Statler spent years as a consultant helping enterprises deploy BLE beacon and RFID solutions, and he is now SVP of Marketing at Wiliot (an IoT startup making battery-free Bluetooth tags). In that role, and on his podcast, he champions the convergence of RFID, Bluetooth, and cloud – often discussing “ambient IoT” and how tiny wireless tags (RFID or BLE) can transform supply chains. A natural communicator, Statler breaks down complex tech for broader audiences. He has become a bridge between the technical RFID community and business stakeholders, advocating for sensor-tagged, connected products as the future of retail and logistics.
- LinkedIn: Steve Statler
- X (Twitter): @SteveStatler
Tal Tamir
Nationality: Israeli
Tal Tamir is the co-founder and CEO of Wiliot, an Israel-based startup that has pioneered sticker-sized, battery-free Bluetooth RFID tags. A veteran of the wireless industry, Tamir previously co-founded Wilocity, and in 2017 he turned his focus to passive IoT tags with Wiliot.
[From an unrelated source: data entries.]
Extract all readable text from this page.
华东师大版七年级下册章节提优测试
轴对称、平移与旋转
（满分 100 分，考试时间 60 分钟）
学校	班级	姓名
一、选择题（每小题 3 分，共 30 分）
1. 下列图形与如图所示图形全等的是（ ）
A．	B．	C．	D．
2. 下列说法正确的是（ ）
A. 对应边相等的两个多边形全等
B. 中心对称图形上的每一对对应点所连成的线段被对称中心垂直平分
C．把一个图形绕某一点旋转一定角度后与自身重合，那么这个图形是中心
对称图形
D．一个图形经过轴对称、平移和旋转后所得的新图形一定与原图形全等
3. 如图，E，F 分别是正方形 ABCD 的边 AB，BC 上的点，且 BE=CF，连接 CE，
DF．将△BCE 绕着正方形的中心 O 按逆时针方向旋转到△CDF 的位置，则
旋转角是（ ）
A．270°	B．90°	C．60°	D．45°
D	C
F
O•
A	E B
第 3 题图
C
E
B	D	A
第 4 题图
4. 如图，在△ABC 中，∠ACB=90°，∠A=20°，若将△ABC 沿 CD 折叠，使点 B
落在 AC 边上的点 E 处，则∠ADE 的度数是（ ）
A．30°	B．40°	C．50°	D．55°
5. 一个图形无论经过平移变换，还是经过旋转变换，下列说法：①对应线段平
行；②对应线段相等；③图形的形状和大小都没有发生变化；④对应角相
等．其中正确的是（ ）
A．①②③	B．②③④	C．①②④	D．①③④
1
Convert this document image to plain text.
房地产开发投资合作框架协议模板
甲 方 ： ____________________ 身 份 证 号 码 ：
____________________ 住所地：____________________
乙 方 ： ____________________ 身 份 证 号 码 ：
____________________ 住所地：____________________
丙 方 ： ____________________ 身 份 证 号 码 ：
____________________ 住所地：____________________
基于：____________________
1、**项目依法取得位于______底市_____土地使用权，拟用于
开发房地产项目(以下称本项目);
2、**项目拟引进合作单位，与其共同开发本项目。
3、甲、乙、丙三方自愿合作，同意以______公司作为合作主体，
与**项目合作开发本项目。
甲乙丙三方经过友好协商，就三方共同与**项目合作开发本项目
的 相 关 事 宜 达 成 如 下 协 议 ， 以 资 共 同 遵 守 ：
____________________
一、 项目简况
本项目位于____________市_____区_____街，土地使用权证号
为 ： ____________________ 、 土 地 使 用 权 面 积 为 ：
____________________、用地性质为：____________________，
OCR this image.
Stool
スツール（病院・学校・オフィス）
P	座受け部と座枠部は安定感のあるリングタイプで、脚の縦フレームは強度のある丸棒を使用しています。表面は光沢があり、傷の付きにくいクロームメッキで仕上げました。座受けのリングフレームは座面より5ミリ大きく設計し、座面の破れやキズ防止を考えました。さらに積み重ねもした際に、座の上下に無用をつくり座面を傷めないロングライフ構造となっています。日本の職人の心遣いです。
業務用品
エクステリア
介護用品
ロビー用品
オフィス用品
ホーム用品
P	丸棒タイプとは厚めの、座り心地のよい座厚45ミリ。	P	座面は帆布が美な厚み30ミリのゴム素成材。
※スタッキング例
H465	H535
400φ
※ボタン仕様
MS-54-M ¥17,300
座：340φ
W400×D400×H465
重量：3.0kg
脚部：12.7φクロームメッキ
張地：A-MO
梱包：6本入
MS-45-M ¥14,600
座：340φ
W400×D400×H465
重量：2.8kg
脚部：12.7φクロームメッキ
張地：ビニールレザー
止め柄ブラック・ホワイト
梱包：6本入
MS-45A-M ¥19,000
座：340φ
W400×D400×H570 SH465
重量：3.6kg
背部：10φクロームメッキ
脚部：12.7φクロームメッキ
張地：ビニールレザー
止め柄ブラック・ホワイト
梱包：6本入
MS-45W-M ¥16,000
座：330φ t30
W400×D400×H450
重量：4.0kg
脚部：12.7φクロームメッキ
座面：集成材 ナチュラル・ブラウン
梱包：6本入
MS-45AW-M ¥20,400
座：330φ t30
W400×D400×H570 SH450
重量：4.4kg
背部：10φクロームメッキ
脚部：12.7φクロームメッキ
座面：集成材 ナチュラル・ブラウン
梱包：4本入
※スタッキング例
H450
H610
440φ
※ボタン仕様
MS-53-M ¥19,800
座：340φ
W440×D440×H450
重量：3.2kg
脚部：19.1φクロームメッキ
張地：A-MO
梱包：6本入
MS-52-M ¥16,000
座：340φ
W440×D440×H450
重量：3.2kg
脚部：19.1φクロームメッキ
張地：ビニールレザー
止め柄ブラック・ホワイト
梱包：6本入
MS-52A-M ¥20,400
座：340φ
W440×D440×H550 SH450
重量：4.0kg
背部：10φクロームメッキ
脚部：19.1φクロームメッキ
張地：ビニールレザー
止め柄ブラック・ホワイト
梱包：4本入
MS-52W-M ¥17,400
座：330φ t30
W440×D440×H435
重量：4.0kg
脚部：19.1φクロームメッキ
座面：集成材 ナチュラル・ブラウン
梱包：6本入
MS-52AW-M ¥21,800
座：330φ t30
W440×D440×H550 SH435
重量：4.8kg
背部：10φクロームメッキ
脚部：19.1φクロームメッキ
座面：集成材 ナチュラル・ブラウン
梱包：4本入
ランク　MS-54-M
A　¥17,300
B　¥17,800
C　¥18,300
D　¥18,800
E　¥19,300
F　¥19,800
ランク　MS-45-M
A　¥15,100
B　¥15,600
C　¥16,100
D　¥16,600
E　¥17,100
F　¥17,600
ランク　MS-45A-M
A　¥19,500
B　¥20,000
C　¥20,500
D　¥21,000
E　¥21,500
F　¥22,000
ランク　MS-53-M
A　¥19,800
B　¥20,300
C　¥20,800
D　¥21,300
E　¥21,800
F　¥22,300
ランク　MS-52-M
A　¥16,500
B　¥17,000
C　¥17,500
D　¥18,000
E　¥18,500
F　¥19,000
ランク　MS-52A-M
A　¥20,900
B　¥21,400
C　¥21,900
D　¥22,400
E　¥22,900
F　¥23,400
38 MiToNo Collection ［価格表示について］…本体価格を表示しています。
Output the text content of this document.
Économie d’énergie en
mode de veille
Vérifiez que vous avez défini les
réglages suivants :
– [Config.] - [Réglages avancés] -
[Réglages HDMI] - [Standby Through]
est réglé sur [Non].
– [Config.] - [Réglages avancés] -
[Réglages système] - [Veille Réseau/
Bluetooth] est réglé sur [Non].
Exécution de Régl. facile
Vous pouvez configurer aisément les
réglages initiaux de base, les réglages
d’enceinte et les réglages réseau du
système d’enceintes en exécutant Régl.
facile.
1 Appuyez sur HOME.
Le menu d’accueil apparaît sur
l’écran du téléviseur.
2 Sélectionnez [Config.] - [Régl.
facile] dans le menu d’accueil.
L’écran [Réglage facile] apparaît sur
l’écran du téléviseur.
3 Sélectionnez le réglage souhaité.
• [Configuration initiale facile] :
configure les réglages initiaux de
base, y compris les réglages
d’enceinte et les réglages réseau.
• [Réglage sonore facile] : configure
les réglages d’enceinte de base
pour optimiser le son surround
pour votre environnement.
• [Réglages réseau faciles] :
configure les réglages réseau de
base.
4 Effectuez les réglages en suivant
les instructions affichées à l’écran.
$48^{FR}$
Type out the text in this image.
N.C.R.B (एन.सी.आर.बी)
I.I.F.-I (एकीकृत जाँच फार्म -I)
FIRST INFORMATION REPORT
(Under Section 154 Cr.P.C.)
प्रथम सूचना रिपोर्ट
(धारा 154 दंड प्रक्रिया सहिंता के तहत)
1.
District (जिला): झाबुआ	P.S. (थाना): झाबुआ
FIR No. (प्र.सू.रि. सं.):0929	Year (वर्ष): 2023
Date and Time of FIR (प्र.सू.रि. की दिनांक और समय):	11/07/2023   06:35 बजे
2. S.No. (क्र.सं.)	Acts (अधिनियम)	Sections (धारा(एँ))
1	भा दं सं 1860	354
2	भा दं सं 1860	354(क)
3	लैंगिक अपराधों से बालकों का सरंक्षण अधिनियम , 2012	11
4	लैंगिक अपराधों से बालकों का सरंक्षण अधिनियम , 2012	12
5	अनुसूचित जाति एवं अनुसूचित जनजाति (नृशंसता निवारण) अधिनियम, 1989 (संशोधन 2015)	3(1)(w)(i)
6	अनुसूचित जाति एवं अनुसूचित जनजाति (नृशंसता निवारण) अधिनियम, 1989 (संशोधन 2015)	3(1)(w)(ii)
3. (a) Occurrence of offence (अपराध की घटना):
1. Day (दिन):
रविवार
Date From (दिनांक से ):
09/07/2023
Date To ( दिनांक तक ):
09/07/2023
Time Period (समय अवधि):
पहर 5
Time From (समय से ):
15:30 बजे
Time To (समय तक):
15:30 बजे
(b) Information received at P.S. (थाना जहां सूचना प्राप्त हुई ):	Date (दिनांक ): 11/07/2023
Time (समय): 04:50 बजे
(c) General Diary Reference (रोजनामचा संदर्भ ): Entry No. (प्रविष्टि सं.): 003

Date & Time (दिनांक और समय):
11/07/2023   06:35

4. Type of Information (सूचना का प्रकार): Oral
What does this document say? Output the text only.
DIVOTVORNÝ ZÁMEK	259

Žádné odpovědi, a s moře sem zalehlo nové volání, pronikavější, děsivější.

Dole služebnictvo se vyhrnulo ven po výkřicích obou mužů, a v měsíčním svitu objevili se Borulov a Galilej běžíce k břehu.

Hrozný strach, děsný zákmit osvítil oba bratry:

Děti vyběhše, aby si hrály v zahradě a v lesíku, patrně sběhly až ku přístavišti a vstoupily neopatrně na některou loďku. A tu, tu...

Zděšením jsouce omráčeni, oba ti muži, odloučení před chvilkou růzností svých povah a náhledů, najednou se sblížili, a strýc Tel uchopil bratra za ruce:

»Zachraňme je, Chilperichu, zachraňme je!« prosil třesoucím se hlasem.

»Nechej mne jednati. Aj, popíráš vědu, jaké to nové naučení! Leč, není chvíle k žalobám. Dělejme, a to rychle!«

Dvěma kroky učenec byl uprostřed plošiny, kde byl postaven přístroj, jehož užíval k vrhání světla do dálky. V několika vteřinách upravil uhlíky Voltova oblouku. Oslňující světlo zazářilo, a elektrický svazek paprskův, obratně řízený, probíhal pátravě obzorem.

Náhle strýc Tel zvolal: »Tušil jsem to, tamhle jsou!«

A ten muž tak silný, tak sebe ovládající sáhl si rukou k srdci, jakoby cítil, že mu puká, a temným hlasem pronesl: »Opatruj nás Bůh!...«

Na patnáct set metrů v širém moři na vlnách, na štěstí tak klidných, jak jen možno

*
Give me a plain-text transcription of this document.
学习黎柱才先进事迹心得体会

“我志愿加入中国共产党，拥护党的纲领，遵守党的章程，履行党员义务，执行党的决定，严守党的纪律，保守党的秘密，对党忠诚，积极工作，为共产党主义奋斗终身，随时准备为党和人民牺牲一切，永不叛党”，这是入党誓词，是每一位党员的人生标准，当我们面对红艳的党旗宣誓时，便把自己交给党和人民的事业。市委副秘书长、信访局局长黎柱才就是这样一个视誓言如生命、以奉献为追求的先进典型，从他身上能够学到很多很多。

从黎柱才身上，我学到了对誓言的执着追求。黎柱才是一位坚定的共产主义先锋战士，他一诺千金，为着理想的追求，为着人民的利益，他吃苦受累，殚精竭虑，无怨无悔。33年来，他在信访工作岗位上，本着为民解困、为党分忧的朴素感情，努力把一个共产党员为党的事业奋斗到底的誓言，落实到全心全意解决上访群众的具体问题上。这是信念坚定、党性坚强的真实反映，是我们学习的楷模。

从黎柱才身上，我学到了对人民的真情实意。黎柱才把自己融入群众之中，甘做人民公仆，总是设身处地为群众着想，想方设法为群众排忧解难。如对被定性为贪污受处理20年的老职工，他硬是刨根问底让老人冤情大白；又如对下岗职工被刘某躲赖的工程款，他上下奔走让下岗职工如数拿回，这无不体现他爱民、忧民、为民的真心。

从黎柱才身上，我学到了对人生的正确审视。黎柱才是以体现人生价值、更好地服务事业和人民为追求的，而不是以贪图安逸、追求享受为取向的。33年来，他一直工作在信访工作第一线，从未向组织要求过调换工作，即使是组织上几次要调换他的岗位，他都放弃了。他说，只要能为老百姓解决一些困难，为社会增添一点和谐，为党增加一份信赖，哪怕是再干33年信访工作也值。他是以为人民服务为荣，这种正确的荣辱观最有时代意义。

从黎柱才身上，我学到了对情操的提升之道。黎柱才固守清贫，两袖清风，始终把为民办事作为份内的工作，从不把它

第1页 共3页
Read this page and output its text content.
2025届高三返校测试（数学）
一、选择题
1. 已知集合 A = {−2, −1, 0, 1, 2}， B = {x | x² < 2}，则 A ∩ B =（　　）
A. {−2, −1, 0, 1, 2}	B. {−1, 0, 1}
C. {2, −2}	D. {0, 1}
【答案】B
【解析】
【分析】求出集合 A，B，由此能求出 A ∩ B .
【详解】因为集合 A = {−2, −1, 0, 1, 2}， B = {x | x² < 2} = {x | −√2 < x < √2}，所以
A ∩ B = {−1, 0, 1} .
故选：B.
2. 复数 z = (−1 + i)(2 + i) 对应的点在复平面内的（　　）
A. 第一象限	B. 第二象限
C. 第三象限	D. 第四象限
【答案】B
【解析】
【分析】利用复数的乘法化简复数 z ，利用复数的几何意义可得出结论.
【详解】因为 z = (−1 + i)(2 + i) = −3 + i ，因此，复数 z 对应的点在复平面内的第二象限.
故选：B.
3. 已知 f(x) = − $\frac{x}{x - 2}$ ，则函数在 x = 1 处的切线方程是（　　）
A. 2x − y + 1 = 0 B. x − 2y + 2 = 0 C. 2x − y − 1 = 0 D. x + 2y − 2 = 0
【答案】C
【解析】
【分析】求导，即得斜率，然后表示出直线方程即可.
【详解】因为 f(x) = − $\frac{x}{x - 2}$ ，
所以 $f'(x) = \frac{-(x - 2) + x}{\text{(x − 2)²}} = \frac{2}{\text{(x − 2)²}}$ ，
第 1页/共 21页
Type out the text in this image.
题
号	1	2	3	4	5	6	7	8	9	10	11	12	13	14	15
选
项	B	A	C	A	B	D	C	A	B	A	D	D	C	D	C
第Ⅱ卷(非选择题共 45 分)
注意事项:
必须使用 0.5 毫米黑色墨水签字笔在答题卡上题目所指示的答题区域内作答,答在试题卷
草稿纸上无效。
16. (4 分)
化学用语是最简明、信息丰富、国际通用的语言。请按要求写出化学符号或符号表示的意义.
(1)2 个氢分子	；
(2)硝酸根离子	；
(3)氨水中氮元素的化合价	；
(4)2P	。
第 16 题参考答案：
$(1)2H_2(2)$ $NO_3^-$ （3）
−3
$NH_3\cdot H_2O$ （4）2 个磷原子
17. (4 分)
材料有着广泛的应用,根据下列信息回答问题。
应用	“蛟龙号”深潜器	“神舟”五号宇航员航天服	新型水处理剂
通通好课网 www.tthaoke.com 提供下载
His team created stamp-sized tags that harvest energy from radio waves, enabling affordable “smart labels” that monitor an item’s identity and environment in real time. Under Tamir’s leadership, Wiliot has raised over $200M (led by SoftBank’s Vision Fund) to scale this technology, often dubbed “ambient IoT.” Tamir envisions trillions of everyday products getting connected via Wiliot’s cloud-connected tags, closing the information gaps in supply chains. He frequently speaks about the potential of ubiquitous sensing and has quickly positioned Wiliot as a trailblazer at the intersection of RFID and IoT. Tamir’s work is redefining what RFID tags can do – adding sensing, compute, and cloud integration while remaining inexpensive and disposable.